Childhood Inspired by Nature
Waldorf education promotes outdoor play throughout the day for all ages for very important reasons – and why this is one of the most attractive things about sending my son to a Waldorf school.
No matter the season, I love to hike outdoors with my children.
It can be a gray day with heaps of snow or a lazy, hazy afternoon. Sometimes rain sprinkles down and other times, bright sun illuminates our way. From their earliest days, I’ve taken my children outdoors, and that doesn’t change as they grow older.
The inner playfulness of even my oldest teenagers comes out when we immerse in nature. Tall trees become forts, everyone loves to skip stones and dip their fingers into cool streams, and we open ourselves to the possibilities of the infinite when faced with an endless sky and a colorful horizon.
Even in winter, the value of playing outdoors doesn’t wane. In fact, as winter arrives with shorter days and fleeting light, the energy for outdoor play does not diminish at Detroit Waldorf School. (Check out this great article about our school and outdoor play.)
One of the things I love about Waldorf, and a key reason that I switched my youngest son here in third grade, is that outdoor play is an integral part of the Waldorf approach to education. Schools like ours send students outside in every season because our teachers and staff understand the importance of immersing in the natural world in all weather.
Connection with nature is soothing for the soul, invigorating for the mind, and health-promoting.
In Finland, the top educational system in the world, school children have 15 minutes of recess for every 45 minutes of learning throughout the day. Research shows that recess helps children synthesize classroom lessons.
At DWS, outdoor time takes many shapes and forms. Before school, children play in the brightening dawn before settling into the classroom for main lesson. Mid-morning, children greet the day with a recess, followed by one at midday and one in the afternoon. Extended care takes place outdoors whenever possible. When I taught the creative writing club last fall, I took our creative writers outside for a vigorous game of Ga-Ga Ball to get the creative juices flowing. This winter, writing club will include hikes in the neighborhood and on Belle Isle because when we are one with nature, we have far more profound things to say.
In Waldorf education, gardening and environmental studies are critical for many grades, taking children all over campus for immersive learning. Mr. Honey leads children outdoors for physical education most of the year.
Knowledge needs time to seep in – and that happens best when there is a break from straight-on learning. You know what I mean. Even for working adults, a walk in the fresh air and bright light helps reset any stress we might be feeling at our desks.
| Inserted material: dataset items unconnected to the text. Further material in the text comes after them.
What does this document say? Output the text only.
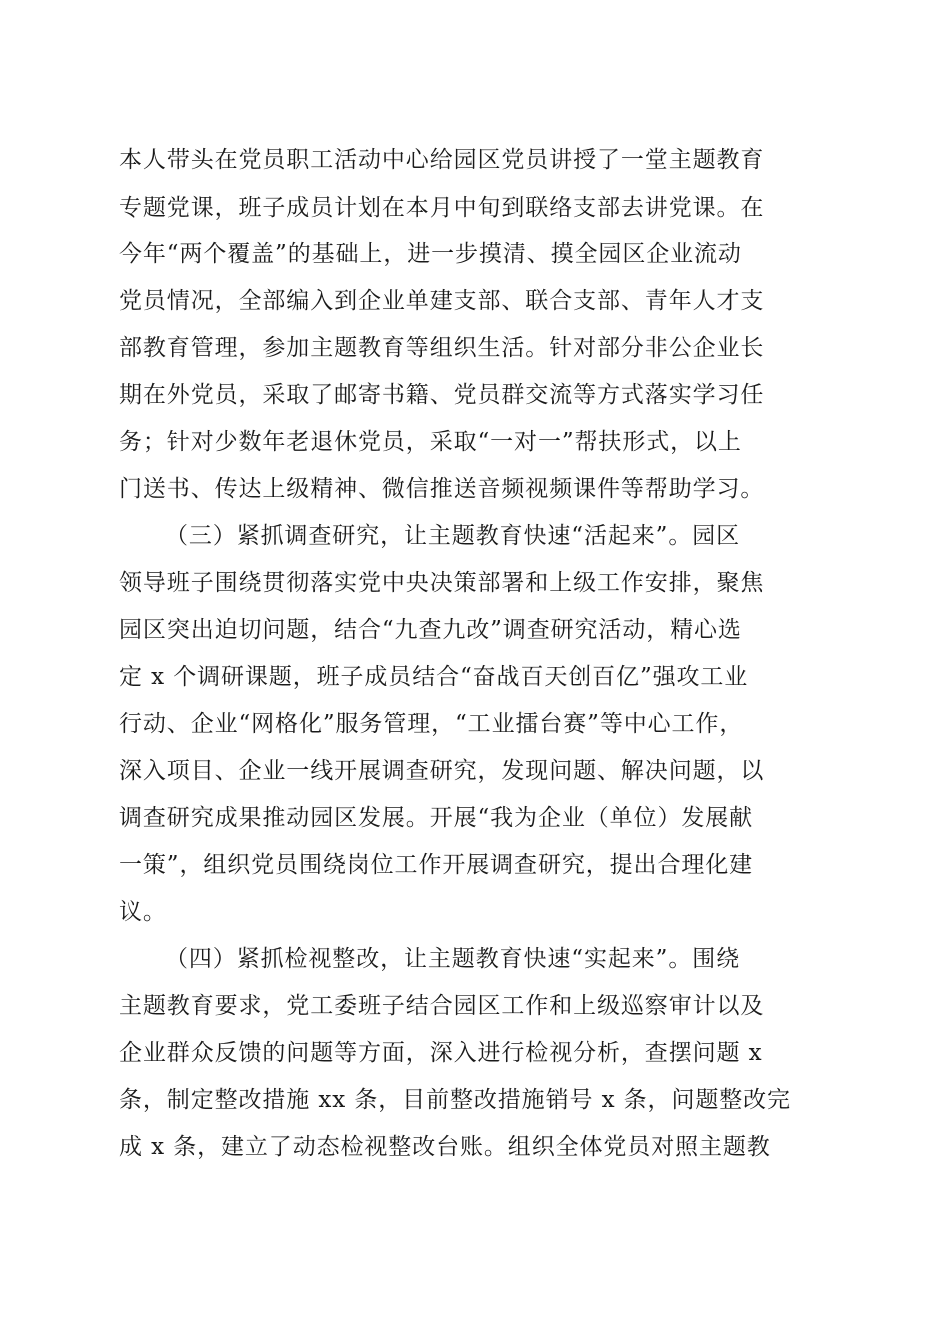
本人带头在党员职工活动中心给园区党员讲授了一堂主题教育
专题党课，班子成员计划在本月中旬到联络支部去讲党课。在
今年“两个覆盖”的基础上，进一步摸清、摸全园区企业流动
党员情况，全部编入到企业单建支部、联合支部、青年人才支
部教育管理，参加主题教育等组织生活。针对部分非公企业长
期在外党员，采取了邮寄书籍、党员群交流等方式落实学习任
务；针对少数年老退休党员，采取“一对一”帮扶形式，以上
门送书、传达上级精神、微信推送音频视频课件等帮助学习。
（三）紧抓调查研究，让主题教育快速“活起来”。园区
领导班子围绕贯彻落实党中央决策部署和上级工作安排，聚焦
园区突出迫切问题，结合“九查九改”调查研究活动，精心选
定 x 个调研课题，班子成员结合“奋战百天创百亿”强攻工业
行动、企业“网格化”服务管理，“工业擂台赛”等中心工作，
深入项目、企业一线开展调查研究，发现问题、解决问题，以
调查研究成果推动园区发展。开展“我为企业（单位）发展献
一策”，组织党员围绕岗位工作开展调查研究，提出合理化建
议。
（四）紧抓检视整改，让主题教育快速“实起来”。围绕
主题教育要求，党工委班子结合园区工作和上级巡察审计以及
企业群众反馈的问题等方面，深入进行检视分析，查摆问题 x
条，制定整改措施 xx 条，目前整改措施销号 x 条，问题整改完
成 x 条，建立了动态检视整改台账。组织全体党员对照主题教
Waldorf philosophy is based on the idea of capturing what is natural for children, who experience the world through their senses. Learning takes place on the playground as deeply as with structured learning. But I’d argue that it’s natural for all of us, no matter the age, to connect with the world, and get to know ourselves better, when we spend regular time in nature.
I asked Helena Mitchell, Early Childhood Center Pedagogical Chair, to explain from her perspective why this is such a crucial part of Waldorf education. She said, “Play is extremely important for assimilating knowledge at all levels, building problem-solving skills, developing empathy, and social and emotional intelligence. We are focused on creating opportunities for all students to experience a healthy balance of learning and play.”
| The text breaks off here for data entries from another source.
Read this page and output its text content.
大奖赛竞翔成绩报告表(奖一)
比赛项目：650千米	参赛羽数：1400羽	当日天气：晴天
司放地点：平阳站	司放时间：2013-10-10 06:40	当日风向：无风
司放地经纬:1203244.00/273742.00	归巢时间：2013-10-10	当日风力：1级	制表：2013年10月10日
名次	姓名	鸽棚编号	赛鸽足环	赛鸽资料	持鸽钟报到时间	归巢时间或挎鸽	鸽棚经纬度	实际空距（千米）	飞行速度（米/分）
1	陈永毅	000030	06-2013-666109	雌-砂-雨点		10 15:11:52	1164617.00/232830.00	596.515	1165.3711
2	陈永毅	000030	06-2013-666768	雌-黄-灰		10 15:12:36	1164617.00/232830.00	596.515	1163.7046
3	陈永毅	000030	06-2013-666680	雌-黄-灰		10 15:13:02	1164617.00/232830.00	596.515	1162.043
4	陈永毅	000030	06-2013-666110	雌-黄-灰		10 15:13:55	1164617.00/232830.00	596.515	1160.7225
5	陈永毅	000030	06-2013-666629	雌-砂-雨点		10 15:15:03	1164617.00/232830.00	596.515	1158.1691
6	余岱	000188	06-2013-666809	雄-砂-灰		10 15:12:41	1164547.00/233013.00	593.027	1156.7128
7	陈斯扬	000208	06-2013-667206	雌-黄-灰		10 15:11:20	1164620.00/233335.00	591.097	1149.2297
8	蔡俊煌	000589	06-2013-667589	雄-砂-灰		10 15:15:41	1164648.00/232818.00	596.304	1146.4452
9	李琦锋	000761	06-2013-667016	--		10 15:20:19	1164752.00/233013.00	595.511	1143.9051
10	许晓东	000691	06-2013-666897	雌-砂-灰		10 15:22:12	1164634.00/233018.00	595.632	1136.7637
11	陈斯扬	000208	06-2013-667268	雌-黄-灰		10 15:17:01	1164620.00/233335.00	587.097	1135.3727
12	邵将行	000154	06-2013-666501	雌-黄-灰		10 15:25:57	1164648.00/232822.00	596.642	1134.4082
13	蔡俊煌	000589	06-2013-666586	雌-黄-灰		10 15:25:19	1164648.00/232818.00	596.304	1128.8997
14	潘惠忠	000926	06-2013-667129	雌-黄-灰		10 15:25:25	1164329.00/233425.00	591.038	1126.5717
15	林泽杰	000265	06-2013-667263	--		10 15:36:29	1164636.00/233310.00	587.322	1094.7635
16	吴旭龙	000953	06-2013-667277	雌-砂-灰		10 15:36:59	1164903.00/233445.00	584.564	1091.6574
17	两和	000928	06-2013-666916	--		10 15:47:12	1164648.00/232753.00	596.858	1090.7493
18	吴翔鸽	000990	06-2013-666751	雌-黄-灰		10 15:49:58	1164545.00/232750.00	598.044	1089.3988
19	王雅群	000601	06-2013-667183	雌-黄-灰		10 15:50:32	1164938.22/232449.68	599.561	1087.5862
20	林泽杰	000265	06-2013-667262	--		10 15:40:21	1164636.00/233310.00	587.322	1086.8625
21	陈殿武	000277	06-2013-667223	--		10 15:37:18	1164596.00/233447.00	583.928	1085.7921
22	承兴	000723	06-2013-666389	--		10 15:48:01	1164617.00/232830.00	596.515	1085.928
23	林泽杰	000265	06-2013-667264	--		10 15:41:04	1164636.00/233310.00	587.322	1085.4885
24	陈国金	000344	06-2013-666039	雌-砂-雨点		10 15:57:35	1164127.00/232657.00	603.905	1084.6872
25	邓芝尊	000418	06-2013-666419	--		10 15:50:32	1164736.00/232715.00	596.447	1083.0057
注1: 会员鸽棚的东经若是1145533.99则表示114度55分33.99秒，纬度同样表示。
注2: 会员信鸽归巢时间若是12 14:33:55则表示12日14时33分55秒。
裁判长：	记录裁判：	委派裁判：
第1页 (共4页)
"Our play-based early childhood curriculum is grounded in the idea that children have an immense need for movement which naturally integrates and enhances what they are learning,” she adds.
A lack of enough play time, not to mention distance from fresh air and winter sunshine, leads to a lack of ability to self-soothe, to think outside the box and to develop a strong sense of imagination. Research from the University of Missouri-Kansas City shows that outdoor play promotes brain development while improving fine and gross motor skills, dexterity and balance, through exploration, risk-taking and fun activities on the playground.
Benefits of Outdoor Winter Play
Ever feel cooped up inside? During a Michigan winter, the air can feel stuffy, as it recirculates from the furnace throughout room vents. Lack of fresh air can lead to illness. Going outside helps diversify the elements we are exposed to in winter, and the deep breaths of cold crisp air can refresh children, and give them breaks from exposure to germs.
The more time we spend outdoors, the stronger our immune system becomes. Dressed properly, children who play outside in winter often develop stronger autoimmune systems and resistance to allergies, experts say. Some research suggests that physical outdoor activity boosts the immune system for a full 24 hours! Imagine the impact if your child is playing outside several times every school day.
And, what better place to spark the imagination than the great outdoors? DWS children love to build snow forts, dig in the dirt, stare at cloud formations and watch birds wing across the sky. Even building a snowman is a pathway to problem-solving, creativity and teamwork.
Winter Play – Not Just For Kids
This winter, as DWS children come home eager to share stories of their outdoor adventures, consider bundling up and joining them outside for a walk in the woods or a weekend outdoor adventure. It’s not only good for children to step outside in colder months – it’s warming for all of us, in so many magical ways.
Lynne Golodner is the Huntington Woods-based mom of DWS 7th-grader Shaya Schreiber (as well as three older children). Lynne also manages marketing and communications for Detroit Waldorf School.